The data demonstrate significant alterations in lipid profiles among the groups. Elevated LDL cholesterol and reduced HDL cholesterol levels in the prostate cancer group highlight the role of dyslipidemia in carcinogenesis. [9] LDL cholesterol is known to promote oxidative stress and inflammation, both of which are critical drivers of tumor progression. [10] Conversely, HDL cholesterol exhibits anti-inflammatory and antioxidant properties, potentially mitigating cancer risk. These findings emphasize the need for lipid-lowering strategies, such as statins, as potential adjuncts in prostate cancer prevention and treatment. [11]
Furthermore, the lipid profile disparities observed between groups underscore the dual role of cholesterol as a cellular building block and a contributor to oxidative stress. [12] Elevated LDL cholesterol levels in prostate cancer patients highlight a pressing need for therapeutic lipid-lowering approaches. [13] The potential repurposing of lipid-regulating drugs such as statins warrants further investigation, particularly in high-risk populations. [14]

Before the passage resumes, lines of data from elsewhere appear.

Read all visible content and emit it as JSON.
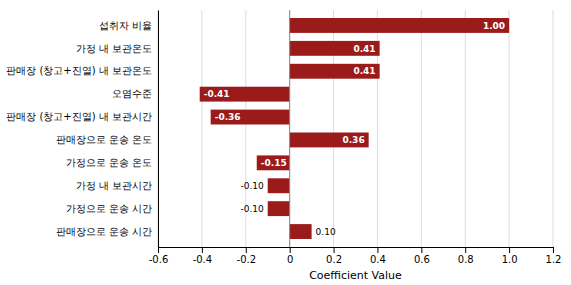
{
  "chart_data": {
    "type": "bar",
    "orientation": "horizontal",
    "categories": [
      "판매장으로 운송 시간",
      "가정으로 운송 시간",
      "가정 내 보관시간",
      "가정으로 운송 온도",
      "판매장으로 운송 온도",
      "판매장 (창고+진열) 내 보관시간",
      "오염수준",
      "판매장 (창고+진열) 내 보관온도",
      "가정 내 보관온도",
      "섭취자 비율"
    ],
    "values": [
      0.1,
      -0.1,
      -0.1,
      -0.15,
      0.36,
      -0.36,
      -0.41,
      0.41,
      0.41,
      1.0
    ],
    "value_labels": [
      "0.10",
      "-0.10",
      "-0.10",
      "-0.15",
      "0.36",
      "-0.36",
      "-0.41",
      "0.41",
      "0.41",
      "1.00"
    ],
    "data_labels": true,
    "color": "#9B1B1B",
    "xlabel": "Coefficient Value",
    "xlim": [
      -0.6,
      1.2
    ],
    "xticks": [
      -0.6,
      -0.4,
      -0.2,
      0.0,
      0.2,
      0.4,
      0.6,
      0.8,
      {
        "value": 1.0,
        "label": "1.0"
      },
      1.2
    ],
    "grid": true
  }
}
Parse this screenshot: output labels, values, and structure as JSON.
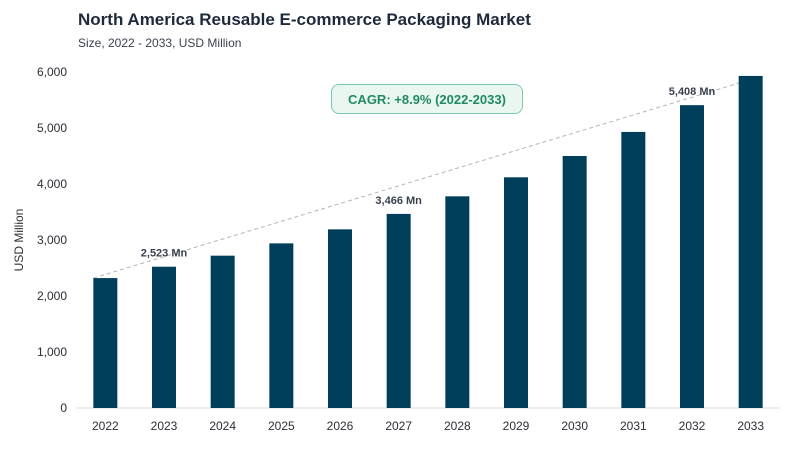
{
  "header": {
    "title": "North America Reusable E-commerce Packaging Market",
    "subtitle": "Size, 2022 - 2033, USD Million"
  },
  "cagr_label": "CAGR: +8.9% (2022-2033)",
  "colors": {
    "bar": "#003f5c",
    "trend": "#b5b5b5",
    "cagr_border": "#7cc9a9",
    "cagr_text": "#1f8a63"
  },
  "chart_data": {
    "type": "bar",
    "title": "North America Reusable E-commerce Packaging Market",
    "subtitle": "Size, 2022 - 2033, USD Million",
    "xlabel": "",
    "ylabel": "USD Million",
    "categories": [
      "2022",
      "2023",
      "2024",
      "2025",
      "2026",
      "2027",
      "2028",
      "2029",
      "2030",
      "2031",
      "2032",
      "2033"
    ],
    "values": [
      2320,
      2523,
      2720,
      2940,
      3190,
      3466,
      3780,
      4120,
      4500,
      4930,
      5408,
      5930
    ],
    "ylim": [
      0,
      6000
    ],
    "yticks": [
      0,
      1000,
      2000,
      3000,
      4000,
      5000,
      6000
    ],
    "ytick_labels": [
      "0",
      "1,000",
      "2,000",
      "3,000",
      "4,000",
      "5,000",
      "6,000"
    ],
    "data_labels": [
      {
        "category": "2023",
        "text": "2,523 Mn"
      },
      {
        "category": "2027",
        "text": "3,466 Mn"
      },
      {
        "category": "2032",
        "text": "5,408 Mn"
      }
    ],
    "trendline": {
      "from": "2022",
      "to": "2033",
      "style": "dashed"
    },
    "grid": false,
    "legend": "none"
  }
}
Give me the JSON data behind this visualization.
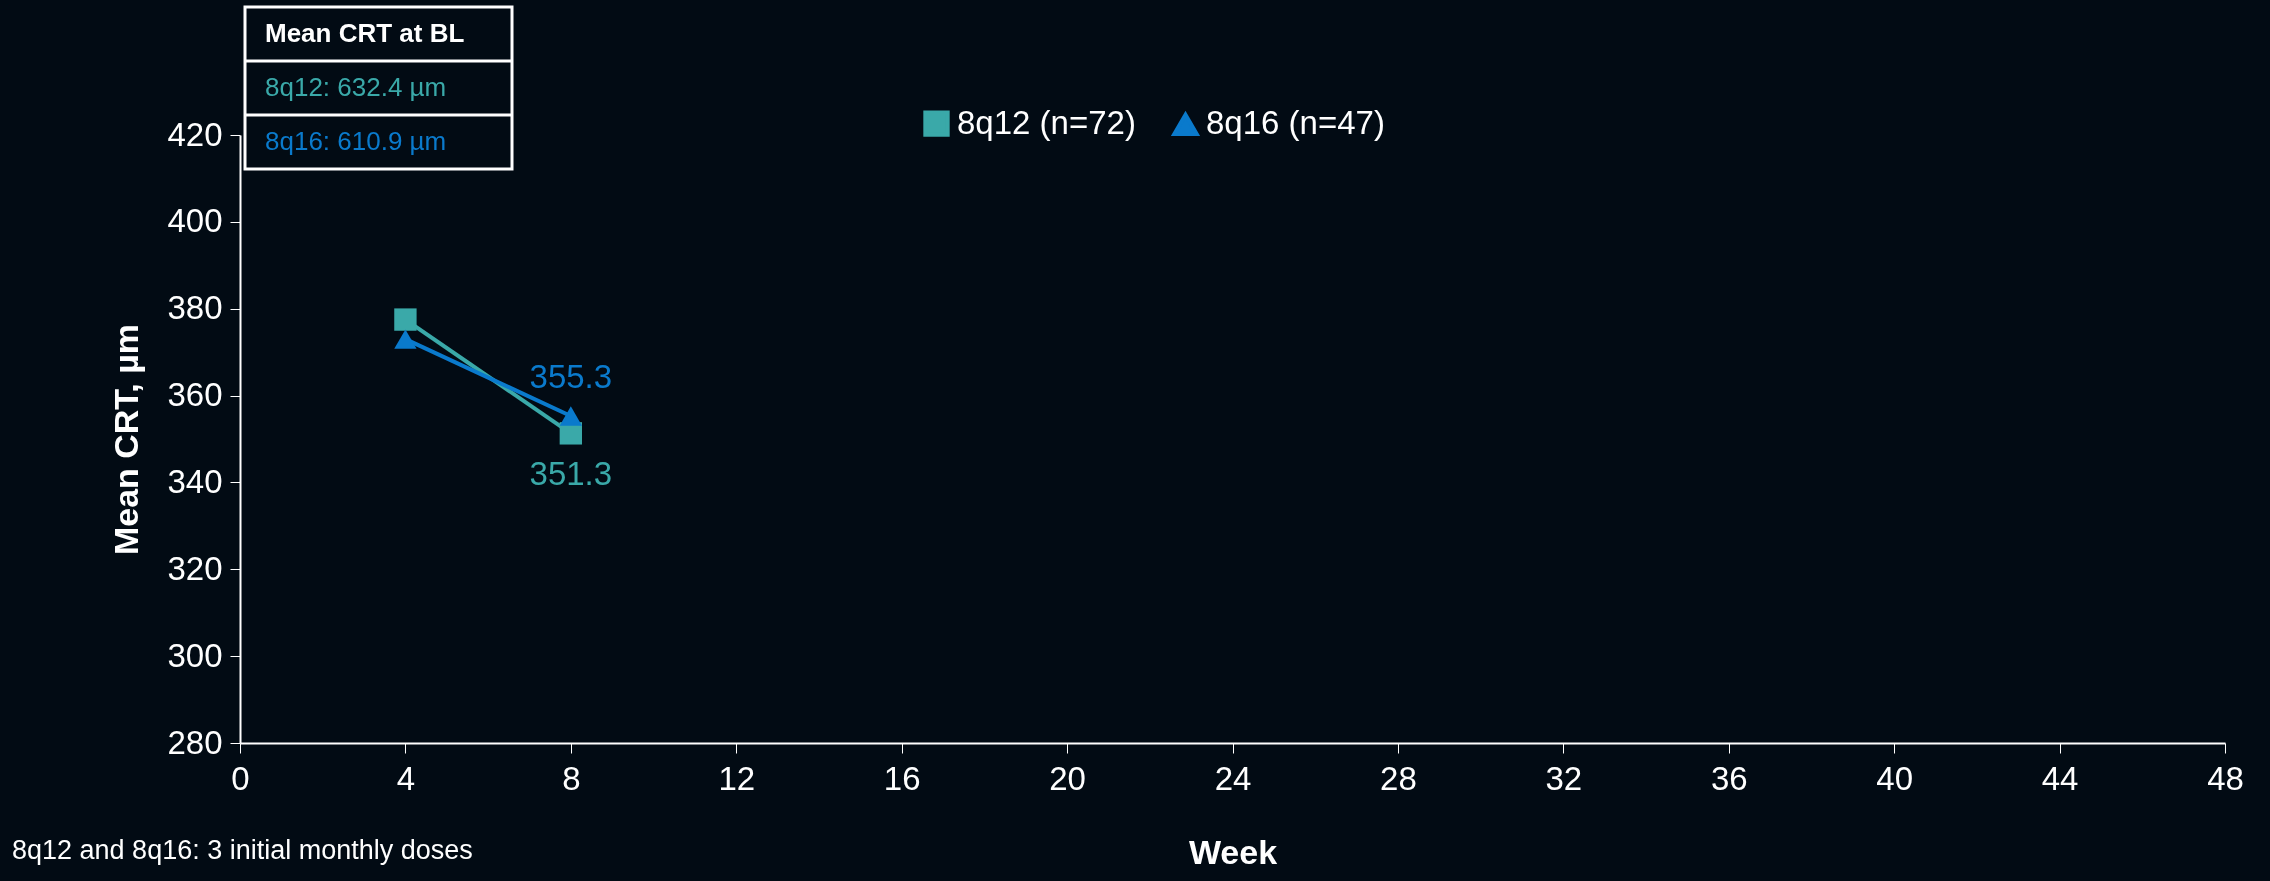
{
  "chart_data": {
    "type": "line",
    "xlabel": "Week",
    "ylabel": "Mean CRT, µm",
    "x": [
      4,
      8
    ],
    "series": [
      {
        "name": "8q12 (n=72)",
        "color": "#3aa9a9",
        "marker": "square",
        "values": [
          377.5,
          351.3
        ],
        "value_labels": [
          null,
          "351.3"
        ]
      },
      {
        "name": "8q16 (n=47)",
        "color": "#0a7acc",
        "marker": "triangle",
        "values": [
          373.0,
          355.3
        ],
        "value_labels": [
          null,
          "355.3"
        ]
      }
    ],
    "xlim": [
      0,
      48
    ],
    "xticks": [
      0,
      4,
      8,
      12,
      16,
      20,
      24,
      28,
      32,
      36,
      40,
      44,
      48
    ],
    "ylim": [
      280,
      420
    ],
    "yticks": [
      280,
      300,
      320,
      340,
      360,
      380,
      400,
      420
    ],
    "grid": false,
    "legend": "top",
    "line_style": "solid",
    "annotations": [
      "Mean CRT at BL",
      "8q12: 632.4 µm",
      "8q16: 610.9 µm",
      "8q12 and 8q16: 3 initial monthly doses"
    ]
  }
}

The Prostate Cancer group shows a sharp peak around 7 pg/mL, suggesting a concentration of IL-6 levels near this value. The Precancer group has a similar but slightly broader distribution around 7–8 pg/mL. The Healthy Control group exhibits a more evenly spread distribution, peaking around 8 pg/mL, indicating higher variability in IL-6 levels.
TNF-alpha levels are highest in the prostate cancer group (mean = 5.48 pg/mL) and lowest in the precancer group (mean = 4.99 pg/mL). Healthy controls have an intermediate mean TNF-alpha level (mean = 5.34 pg/mL). The precancer group shows the highest variability (std dev = 1.48 pg/mL), indicating a wider spread of TNF-alpha levels in this group. Healthy controls exhibit slightly less variability (std dev = 1.43 pg/mL).
The data provide compelling evidence of elevated systemic inflammation in prostate cancer patients. IL-6, a pro-inflammatory cytokine, was marginally higher in the prostate cancer group, while TNF-α levels were significantly elevated. [15] Chronic inflammation is a well-established contributor to cancer progression, facilitating genomic instability, angiogenesis, and immune evasion. [16] The observed differences in cytokine levels between the groups underscore the importance of targeting inflammatory pathways in prostate cancer management. [17]
Inflammatory mediators like IL-6 and TNF-α serve as pivotal links between obesity, metabolic syndrome, and cancer progression. By amplifying oxidative stress and promoting a pro-inflammatory microenvironment, these cytokines facilitate tumor development. [18] This study reinforces the therapeutic promise of targeting systemic inflammation through agents that neutralize cytokine activity or inhibit downstream signaling pathways. [19]
The interplay between androgen signaling and metabolic dysregulation further complicates the prostate cancer landscape. While androgen deprivation remains a cornerstone of treatment for advanced disease, its metabolic sequelae highlight a critical need for integrated care models. [20] Strategies that combine androgen suppression with metabolic optimization may enhance treatment efficacy while mitigating adverse effects. [21]
In conclusion, this study emphasizes the importance of a multifaceted approach to prostate cancer prevention and treatment. By addressing the interconnected pathways of metabolic dysregulation, lipid imbalances, and systemic inflammation, it is possible to develop comprehensive strategies that not only mitigate cancer risk but also improve overall health outcomes. Future research should prioritize the identification of biomarkers that capture these complex interactions, enabling personalized therapeutic interventions tailored to individual metabolic and inflammatory profiles. By advancing our understanding of these pathways, we can significantly reduce the global burden of prostate cancer and enhance the quality of life for affected individuals.